Mammalian cell culture is an important and essential technology in pharmaceutical production and regenerative medicine. Cell adhesion and growth in culture generally require the addition of fetal calf serum (FCS) to a medium, because FCS can supply trace amounts of essential elements, such as hormones, vitamins, and growth factors. However, the use of FCS should be avoided owing to possible contamination by pathogens, such as prions derived from infected calves. Thus, the development of new effective substitutes for FCS is necessary. Such substitutes are required to have high medical safety, that is, no containing virulent factors for humans, and an effect on cell growth comparable to that of FCS.
To date, no DNA or RNA viruses infecting fish have been reported to infect humans (Yoshimizu and Kasai 2005
). Thus, employing fish serum (FS) in mammalian cell culture for medically related use should be safer than employing FCS. However, the stimulating activities of FS for the adhesion and proliferation of mammalian cells are unknown.
Insulin-like growth factor-I (IGF-I), insulin, growth hormone (GH), and thyroxine were detected in the plasma of fish such as gilthead seabream (Sparus aurata
) (Funkenstein et al. 1989
), coho salmon (Oncorhynchus kisutch
) (Larsen et al. 2001
), Atlantic salmon (Nordgarden et al. 2005
), and channel catfish (Ictalurus punctatus
) (Small and Peterson 2005
). A cDNA encoding fibroblast growth factor-2 (FGF-2) has been isolated from the cDNA library of rainbow trout (Hata et al. 1997
). A probable fibroblast growth factor was obtained from the swim bladder of red seabream (Pagrus major
) (Suzuki et al. 1994
). Furthermore, primary cultures of cells from fish gills and kidneys were developed using serum from the North African catfish (Clarias gariepinus
) (Rathore et al. 2001
). Therefore, FS is expected to have some growth-stimulating effects on mammalian cells.

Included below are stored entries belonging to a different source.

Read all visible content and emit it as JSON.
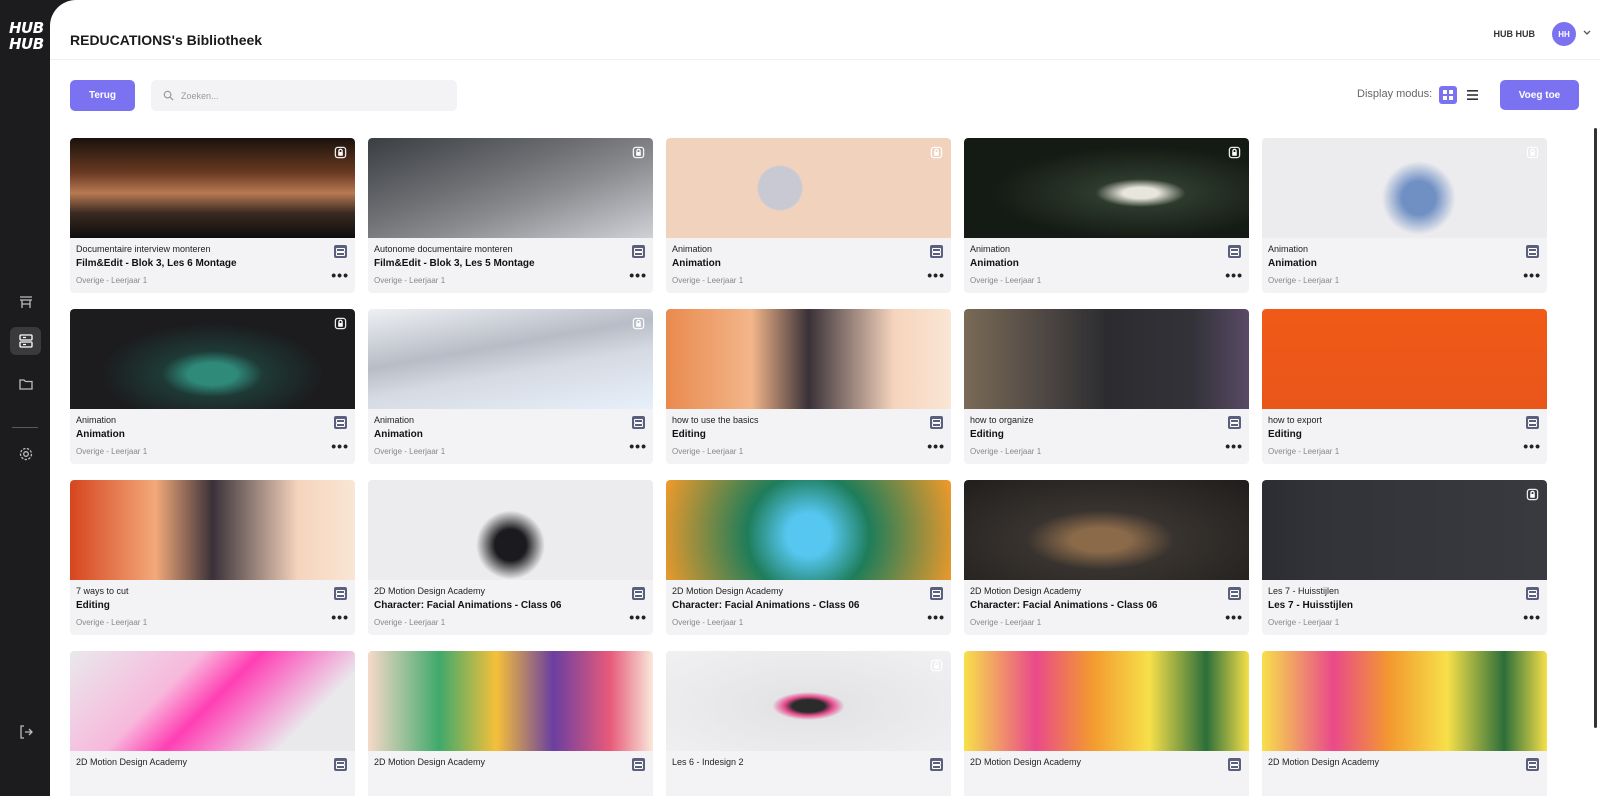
{
  "brand": {
    "logo_line1": "HUB",
    "logo_line2": "HUB"
  },
  "header": {
    "title": "REDUCATIONS's Bibliotheek",
    "user_name": "HUB HUB",
    "avatar_initials": "HH"
  },
  "toolbar": {
    "back_label": "Terug",
    "search_placeholder": "Zoeken...",
    "display_mode_label": "Display modus:",
    "add_label": "Voeg toe",
    "active_mode": "grid"
  },
  "colors": {
    "accent": "#7b72f2",
    "sidebar": "#1c1c1e",
    "card_bg": "#f3f3f6"
  },
  "sidebar": {
    "items": [
      "board-icon",
      "library-icon",
      "folder-icon",
      "settings-icon",
      "logout-icon"
    ]
  },
  "cards": [
    {
      "subtitle": "Documentaire interview monteren",
      "title": "Film&Edit - Blok 3, Les 6 Montage",
      "meta": "Overige - Leerjaar 1",
      "locked": true,
      "thumb": "linear-gradient(180deg,#1a120c 0%,#6b3a22 35%,#b87a52 55%,#3b2a22 75%,#0d0d0d 100%)"
    },
    {
      "subtitle": "Autonome documentaire monteren",
      "title": "Film&Edit - Blok 3, Les 5 Montage",
      "meta": "Overige - Leerjaar 1",
      "locked": true,
      "thumb": "linear-gradient(160deg,#3a3d42 0%,#6d6f73 40%,#8a8b8f 60%,#cfd1d6 100%)"
    },
    {
      "subtitle": "Animation",
      "title": "Animation",
      "meta": "Overige - Leerjaar 1",
      "locked": true,
      "thumb": "radial-gradient(circle at 40% 50%,#c9c9d3 0 12%,#f1d3bd 13% 100%)"
    },
    {
      "subtitle": "Animation",
      "title": "Animation",
      "meta": "Overige - Leerjaar 1",
      "locked": true,
      "thumb": "radial-gradient(ellipse at 62% 55%,#e8e6dc 0 7%,#2d3a2c 18%,#141a14 60%)"
    },
    {
      "subtitle": "Animation",
      "title": "Animation",
      "meta": "Overige - Leerjaar 1",
      "locked": true,
      "thumb": "radial-gradient(circle at 55% 60%,#7090c4 0 10%,#ececee 22%),linear-gradient(90deg,#ececee,#f4c7dd)"
    },
    {
      "subtitle": "Animation",
      "title": "Animation",
      "meta": "Overige - Leerjaar 1",
      "locked": true,
      "thumb": "radial-gradient(ellipse at 50% 65%,#2f8a7a 0 12%,#1e3a36 25%,#1c1c1e 55%)"
    },
    {
      "subtitle": "Animation",
      "title": "Animation",
      "meta": "Overige - Leerjaar 1",
      "locked": true,
      "thumb": "linear-gradient(170deg,#eef0f4 0%,#b8bcc6 40%,#d6dae2 60%,#e6f0fb 100%)"
    },
    {
      "subtitle": "how to use the basics",
      "title": "Editing",
      "meta": "Overige - Leerjaar 1",
      "locked": false,
      "thumb": "linear-gradient(90deg,#e98a4e 0%,#f3b68a 30%,#3a3138 50%,#f6d4bd 80%,#f9e6d4 100%)"
    },
    {
      "subtitle": "how to organize",
      "title": "Editing",
      "meta": "Overige - Leerjaar 1",
      "locked": false,
      "thumb": "linear-gradient(90deg,#7a6a56 0%,#4b4542 30%,#2c2c30 50%,#323238 80%,#5a4a66 100%)"
    },
    {
      "subtitle": "how to export",
      "title": "Editing",
      "meta": "Overige - Leerjaar 1",
      "locked": false,
      "thumb": "linear-gradient(180deg,#f05a18 0%,#e9561a 100%)"
    },
    {
      "subtitle": "7 ways to cut",
      "title": "Editing",
      "meta": "Overige - Leerjaar 1",
      "locked": false,
      "thumb": "linear-gradient(90deg,#d6451f 0%,#f3a97a 30%,#3a3138 50%,#f6d4bd 80%,#f9e6d4 100%)"
    },
    {
      "subtitle": "2D Motion Design Academy",
      "title": "Character: Facial Animations - Class 06",
      "meta": "Overige - Leerjaar 1",
      "locked": false,
      "thumb": "radial-gradient(circle at 50% 65%,#1b1b1f 0 10%,#ececee 22%),linear-gradient(90deg,#ececee,#f1d4e4)"
    },
    {
      "subtitle": "2D Motion Design Academy",
      "title": "Character: Facial Animations - Class 06",
      "meta": "Overige - Leerjaar 1",
      "locked": false,
      "thumb": "radial-gradient(circle at 50% 55%,#56c7f1 0 14%,#1e7d5a 40%,#f29a2a 100%)"
    },
    {
      "subtitle": "2D Motion Design Academy",
      "title": "Character: Facial Animations - Class 06",
      "meta": "Overige - Leerjaar 1",
      "locked": false,
      "thumb": "radial-gradient(ellipse at 48% 60%,#8b6a4a 0 14%,#38332f 35%,#1f1d1c 100%)"
    },
    {
      "subtitle": "Les 7 - Huisstijlen",
      "title": "Les 7 - Huisstijlen",
      "meta": "Overige - Leerjaar 1",
      "locked": true,
      "thumb": "linear-gradient(90deg,#2b2d31 0%,#313338 20%,#383a40 100%)"
    },
    {
      "subtitle": "2D Motion Design Academy",
      "title": "",
      "meta": "",
      "locked": false,
      "thumb": "linear-gradient(135deg,#e9e9ec 0%,#f7b8dc 35%,#ff3fb4 50%,#e9e9ec 80%)"
    },
    {
      "subtitle": "2D Motion Design Academy",
      "title": "",
      "meta": "",
      "locked": false,
      "thumb": "linear-gradient(90deg,#f6d9c9 0%,#3fa96b 25%,#f5c03a 45%,#6a3fa0 65%,#e85a7a 85%,#f8e9da 100%)"
    },
    {
      "subtitle": "Les 6 - Indesign 2",
      "title": "",
      "meta": "",
      "locked": true,
      "thumb": "radial-gradient(ellipse at 50% 55%,#2b2b2b 0 8%,#e44a8c 12%,#e4e4e6 18%,#f1f1f3 100%)"
    },
    {
      "subtitle": "2D Motion Design Academy",
      "title": "",
      "meta": "",
      "locked": false,
      "thumb": "linear-gradient(90deg,#f7e04a 0%,#e94a8a 25%,#f39a2f 45%,#f7e04a 65%,#2c6f3a 85%,#f7e04a 100%)"
    },
    {
      "subtitle": "2D Motion Design Academy",
      "title": "",
      "meta": "",
      "locked": false,
      "thumb": "linear-gradient(90deg,#f7e04a 0%,#e94a8a 25%,#f39a2f 45%,#f7e04a 65%,#2c6f3a 85%,#f7e04a 100%)"
    }
  ]
}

The Chinese hamster ovary (CHO) cell line is industrially important in the production of pharmaceutical proteins, such as human granulocyte-macrophage colony-stimulating factor (hGM-CSF). In our previous study, the stimulatory effects of FS from a red seabream (P. major
) on the adhesion and proliferation of, and protein production by CHO cells were investigated (Fujiwara et al. 2007
). It was concluded that the use of some FS lots resulted in a cell density of only 75% that in the FCS-containing medium (FCS medium), whereas the use of other FS lots resulted in very low cell density (data not shown). Thus, cell culture using FS-containing medium (FS medium) needs to be optimized to become as suitable as that with FCS medium.
Animal serum generally contains complement system proteins. A complement system cascade may be activated during cell culture and lead to the death of cultured cells. Thus, FCS is often heat treated at 56 °C for 30 min to inactivate the complement system before addition to the cell culture. Therefore, heat-treated FS was expected to be effective in improving cell growth.

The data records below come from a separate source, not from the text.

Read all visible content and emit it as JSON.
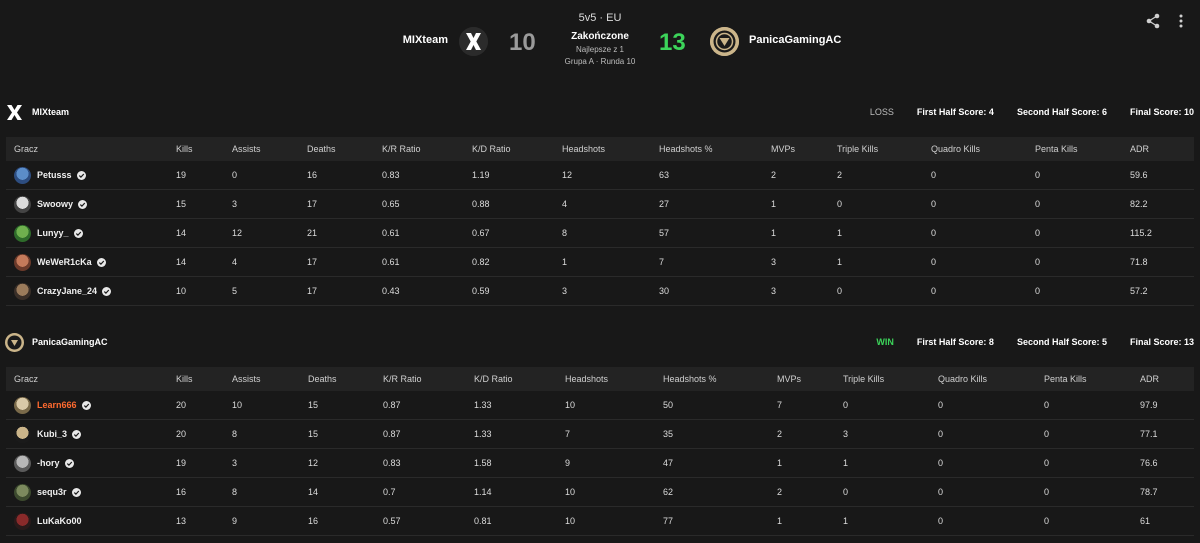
{
  "match": {
    "format": "5v5 · EU",
    "status": "Zakończone",
    "best_of": "Najlepsze z 1",
    "group_round": "Grupa A · Runda 10",
    "team1": "MIXteam",
    "team2": "PanicaGamingAC",
    "score1": "10",
    "score2": "13"
  },
  "toolbar": {
    "share_icon": "share-icon",
    "more_icon": "more-vertical-icon"
  },
  "colors": {
    "win": "#3cd45a",
    "loss_score": "#9a9a9a",
    "highlight_name": "#ff6a2f",
    "background": "#181818",
    "header_row": "#232323"
  },
  "columns": [
    "Gracz",
    "Kills",
    "Assists",
    "Deaths",
    "K/R Ratio",
    "K/D Ratio",
    "Headshots",
    "Headshots %",
    "MVPs",
    "Triple Kills",
    "Quadro Kills",
    "Penta Kills",
    "ADR"
  ],
  "teams": [
    {
      "name": "MIXteam",
      "result": "LOSS",
      "first_half": "First Half Score: 4",
      "second_half": "Second Half Score: 6",
      "final": "Final Score: 10",
      "players": [
        {
          "name": "Petusss",
          "stats": [
            "19",
            "0",
            "16",
            "0.83",
            "1.19",
            "12",
            "63",
            "2",
            "2",
            "0",
            "0",
            "59.6"
          ]
        },
        {
          "name": "Swoowy",
          "stats": [
            "15",
            "3",
            "17",
            "0.65",
            "0.88",
            "4",
            "27",
            "1",
            "0",
            "0",
            "0",
            "82.2"
          ]
        },
        {
          "name": "Lunyy_",
          "stats": [
            "14",
            "12",
            "21",
            "0.61",
            "0.67",
            "8",
            "57",
            "1",
            "1",
            "0",
            "0",
            "115.2"
          ]
        },
        {
          "name": "WeWeR1cKa",
          "stats": [
            "14",
            "4",
            "17",
            "0.61",
            "0.82",
            "1",
            "7",
            "3",
            "1",
            "0",
            "0",
            "71.8"
          ]
        },
        {
          "name": "CrazyJane_24",
          "stats": [
            "10",
            "5",
            "17",
            "0.43",
            "0.59",
            "3",
            "30",
            "3",
            "0",
            "0",
            "0",
            "57.2"
          ]
        }
      ]
    },
    {
      "name": "PanicaGamingAC",
      "result": "WIN",
      "first_half": "First Half Score: 8",
      "second_half": "Second Half Score: 5",
      "final": "Final Score: 13",
      "players": [
        {
          "name": "Learn666",
          "stats": [
            "20",
            "10",
            "15",
            "0.87",
            "1.33",
            "10",
            "50",
            "7",
            "0",
            "0",
            "0",
            "97.9"
          ]
        },
        {
          "name": "Kubi_3",
          "stats": [
            "20",
            "8",
            "15",
            "0.87",
            "1.33",
            "7",
            "35",
            "2",
            "3",
            "0",
            "0",
            "77.1"
          ]
        },
        {
          "name": "-hory",
          "stats": [
            "19",
            "3",
            "12",
            "0.83",
            "1.58",
            "9",
            "47",
            "1",
            "1",
            "0",
            "0",
            "76.6"
          ]
        },
        {
          "name": "sequ3r",
          "stats": [
            "16",
            "8",
            "14",
            "0.7",
            "1.14",
            "10",
            "62",
            "2",
            "0",
            "0",
            "0",
            "78.7"
          ]
        },
        {
          "name": "LuKaKo00",
          "stats": [
            "13",
            "9",
            "16",
            "0.57",
            "0.81",
            "10",
            "77",
            "1",
            "1",
            "0",
            "0",
            "61"
          ]
        }
      ]
    }
  ]
}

FCS is generally added to a culture medium at a concentration of 10%. However, to date, the concentration of FS has not yet been optimized to obtain maximum cell growth. Therefore, optimization of the concentration of FS in a culture medium may also be effective in improving cell growth.
In this study, the effects of heat treatment and concentration of FS on cell growth and hGM-CSF production in an adhesion culture of recombinant CHO cells were investigated and compared with those of FCS.